The “Junior” Prompting Gap

Here’s the problem with the “AI will do everything” hype: an engineer without that hands-on experience can’t write a spec that includes the things they don’t know they’re missing.

When I prompt an AI, hopefully, most of the time, my spec is dense with context. I focus on the critical architectural constraints because I already know how the underlying tech behaves. A junior or someone just “using the tools” might generate a massive prompt that misses the one crucial detail—like how Postgres handles dead tuples—because they’ve never had to fix a production outage caused by it.

Something to keep in mind here is that it’s important not to specify too much. You still have to go in small steps, so that there are not too many blank spaces for the agent to fill. On a recent episode of The Pragmatic Engineer podcast, Martin Fowler mentions something similar when he says that writing too much design up front is something we learned not to do when Waterfall was the predominant methodology.

This is something that I think is difficult for less experienced developers as well, how do you know when the step is small enough?

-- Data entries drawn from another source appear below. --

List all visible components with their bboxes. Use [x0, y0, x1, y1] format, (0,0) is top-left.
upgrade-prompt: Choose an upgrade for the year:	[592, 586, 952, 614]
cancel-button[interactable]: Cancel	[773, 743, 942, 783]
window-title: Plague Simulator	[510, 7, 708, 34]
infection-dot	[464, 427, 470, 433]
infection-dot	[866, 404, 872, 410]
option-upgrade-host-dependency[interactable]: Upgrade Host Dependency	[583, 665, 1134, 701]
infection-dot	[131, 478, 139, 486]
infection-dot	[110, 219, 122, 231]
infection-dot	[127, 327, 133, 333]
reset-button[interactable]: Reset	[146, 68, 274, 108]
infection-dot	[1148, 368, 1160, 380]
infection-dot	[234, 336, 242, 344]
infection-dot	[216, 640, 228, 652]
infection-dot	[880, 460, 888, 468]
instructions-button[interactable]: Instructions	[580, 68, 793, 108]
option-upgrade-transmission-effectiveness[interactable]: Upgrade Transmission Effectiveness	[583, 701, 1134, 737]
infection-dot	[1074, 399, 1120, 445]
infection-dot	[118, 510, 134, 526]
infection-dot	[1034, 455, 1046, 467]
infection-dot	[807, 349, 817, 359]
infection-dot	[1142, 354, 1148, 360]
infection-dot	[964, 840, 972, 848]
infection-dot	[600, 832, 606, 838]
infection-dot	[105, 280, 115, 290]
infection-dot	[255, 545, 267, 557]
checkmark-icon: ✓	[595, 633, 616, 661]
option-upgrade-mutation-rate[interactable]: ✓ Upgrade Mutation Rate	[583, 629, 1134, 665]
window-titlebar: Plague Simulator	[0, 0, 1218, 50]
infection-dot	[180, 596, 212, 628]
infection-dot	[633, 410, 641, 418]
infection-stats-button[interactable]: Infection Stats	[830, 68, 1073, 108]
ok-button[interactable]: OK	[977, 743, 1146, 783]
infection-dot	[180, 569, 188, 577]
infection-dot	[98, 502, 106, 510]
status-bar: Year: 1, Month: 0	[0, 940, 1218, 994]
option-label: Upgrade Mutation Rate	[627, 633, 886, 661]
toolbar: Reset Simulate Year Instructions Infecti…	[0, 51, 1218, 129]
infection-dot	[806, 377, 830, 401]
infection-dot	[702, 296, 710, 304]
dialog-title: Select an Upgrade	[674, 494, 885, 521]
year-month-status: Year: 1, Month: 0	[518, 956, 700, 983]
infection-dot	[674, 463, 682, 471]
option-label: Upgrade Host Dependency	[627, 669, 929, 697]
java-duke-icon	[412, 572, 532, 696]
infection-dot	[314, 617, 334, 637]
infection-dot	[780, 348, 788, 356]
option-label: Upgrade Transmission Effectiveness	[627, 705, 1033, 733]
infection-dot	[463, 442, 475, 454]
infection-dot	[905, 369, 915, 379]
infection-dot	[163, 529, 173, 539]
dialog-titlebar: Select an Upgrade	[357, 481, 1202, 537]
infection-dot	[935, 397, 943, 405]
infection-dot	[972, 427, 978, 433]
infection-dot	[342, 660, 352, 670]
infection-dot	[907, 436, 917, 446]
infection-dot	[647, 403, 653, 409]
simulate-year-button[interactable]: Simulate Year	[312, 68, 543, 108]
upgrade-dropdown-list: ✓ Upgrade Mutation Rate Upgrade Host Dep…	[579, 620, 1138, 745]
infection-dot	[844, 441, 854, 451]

Experience isn’t going anywhere

The recent article from Anthropic research How AI assistance impacts the formation of coding skills Points to the value of hard won knowledge even more.

We’re moving toward a future where a lot of the “doing” becomes transparent. Maybe in a few years, the AI will handle the VACUUM for us, too.

But right now? We aren’t there yet. The value of an experienced engineer isn’t just knowing how to write the code; it’s knowing what not to write. It’s the ability to look at a complex system and say, “Wait, let’s check the basics before we re-engineer the whole partition strategy.”

If you’re a senior dev, don’t sweat the AI tools. Your ability to specify a problem is your superpower. If anything, it’s the folks who rely on the tools without understanding the “why” who should be worried.